Workations

Emma Sell

2015 has seen the “workation” make its way over to UK shores from the US, but what does it actually mean for companies and employees, and should law firms be embracing it and trying to make it work?

There are two types of workation: there’s the kind we’ll all be somewhat familiar with – working while on holiday; and then there’s the full fat version – going away with your colleagues. Both options appear pretty depressing on first glance!

The first form of workation is more than simply checking your emails from the sun lounger and scheduling a call or meeting when you’re back in the office; you would be expected to do a full day’s work, but from a more salubrious location, meaning that you could be spending your lunch hour in the pool, or heading off on safari as soon as the laptop is shut.

Government legislation has enabled employees to seek greater flexibility in terms of their time spent in the office and we are seeing a vastly increasing number of employees taking advantage of cloud-based technology to enable them to work remotely. However, is this workation a step too far?

There are a few practical points to consider: not least, where are you and where are your clients? Would your clients want to do an early morning or late night call to fit in with your plans? And what about all the paperwork? Law firms might be trying to embrace paperless offices, but in my experience there’s still a very long way to go. Unless you’re workationing in a business centre on a City Break, the chances are that you won’t have access to a printer or a scanner, not to mention the WiFi connection in the desert…

As someone who finds it hard to switch off on holiday, I am not averse to the idea of this kind of workation, providing the logistics can work; however, would it simply discourage employees from taking a real holiday and switching off?

Now: how would you fancy two weeks in the sun with your team, or possibly the whole firm? It adds a whole new dimension to work-life balance. We’re not talking a couple of days out of the office building rafts; this is breakfast, working, lunch, working, dinner, going out/team activities, repeat. You get time to yourself while you sleep.

I’m lucky in that I get on with everyone I work with (we’re a small firm!), but what if you can just about tolerate some people you work with, or worse? Imagine going away with them for two weeks, and who decides who shares with who? Is this going to cause divisions within the team?

Even if you could overcome the company, there are the same logistical issues for law firms. Creative industries, media and technology companies are able to work remotely with (more or less) just a laptop and WiFi. What happens when clients need urgent face to face interaction? A major client of the firm needs an injunction. “Sorry, we’re all in Mallorca”. Adios, client.
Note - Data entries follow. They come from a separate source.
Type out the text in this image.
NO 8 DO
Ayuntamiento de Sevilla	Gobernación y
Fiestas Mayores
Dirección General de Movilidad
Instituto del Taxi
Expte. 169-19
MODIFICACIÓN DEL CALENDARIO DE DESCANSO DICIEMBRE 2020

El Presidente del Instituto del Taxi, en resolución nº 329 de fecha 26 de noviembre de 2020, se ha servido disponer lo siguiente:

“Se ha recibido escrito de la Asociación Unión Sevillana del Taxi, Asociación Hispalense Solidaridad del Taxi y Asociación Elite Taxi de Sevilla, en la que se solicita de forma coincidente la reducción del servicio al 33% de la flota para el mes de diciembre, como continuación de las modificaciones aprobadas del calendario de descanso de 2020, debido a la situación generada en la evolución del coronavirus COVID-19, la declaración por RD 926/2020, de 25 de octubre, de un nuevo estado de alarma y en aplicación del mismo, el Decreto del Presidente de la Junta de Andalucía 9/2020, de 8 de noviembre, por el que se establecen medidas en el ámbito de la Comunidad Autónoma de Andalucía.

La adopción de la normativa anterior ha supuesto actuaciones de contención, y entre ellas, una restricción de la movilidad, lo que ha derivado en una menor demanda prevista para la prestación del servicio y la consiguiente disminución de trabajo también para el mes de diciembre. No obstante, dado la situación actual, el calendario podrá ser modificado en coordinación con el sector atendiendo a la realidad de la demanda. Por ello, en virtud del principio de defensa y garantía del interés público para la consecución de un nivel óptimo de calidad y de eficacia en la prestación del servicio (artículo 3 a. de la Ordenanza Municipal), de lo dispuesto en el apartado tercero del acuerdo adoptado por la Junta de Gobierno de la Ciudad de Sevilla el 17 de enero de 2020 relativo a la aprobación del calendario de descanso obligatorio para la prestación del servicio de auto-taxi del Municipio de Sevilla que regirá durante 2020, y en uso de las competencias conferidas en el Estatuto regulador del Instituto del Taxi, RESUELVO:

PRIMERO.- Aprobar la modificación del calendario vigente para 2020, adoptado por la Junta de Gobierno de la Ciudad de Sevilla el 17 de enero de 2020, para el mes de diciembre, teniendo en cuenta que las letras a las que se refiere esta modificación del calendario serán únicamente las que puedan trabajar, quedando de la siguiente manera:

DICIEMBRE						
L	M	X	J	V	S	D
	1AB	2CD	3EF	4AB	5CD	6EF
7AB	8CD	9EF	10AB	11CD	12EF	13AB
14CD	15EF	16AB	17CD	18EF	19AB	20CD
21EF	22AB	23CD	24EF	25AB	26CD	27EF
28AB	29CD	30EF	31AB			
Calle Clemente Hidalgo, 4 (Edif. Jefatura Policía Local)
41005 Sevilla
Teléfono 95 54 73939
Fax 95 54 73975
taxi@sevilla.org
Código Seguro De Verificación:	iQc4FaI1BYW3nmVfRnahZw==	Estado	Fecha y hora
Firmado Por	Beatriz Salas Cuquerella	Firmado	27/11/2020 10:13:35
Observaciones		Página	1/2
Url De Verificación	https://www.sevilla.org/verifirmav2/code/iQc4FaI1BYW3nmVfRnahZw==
Some practice groups, the more commercial areas, may be able to make this work with careful time management, but the nature of litigation work would make this very difficult.

Then there’s the one, really large problem: what about family and caring obligations at home? If you’re a firm of singletons with no one to answer to, then great, but that’s far from an atypical workplace (again, more akin to creative industries).

Workations may be the end of family life.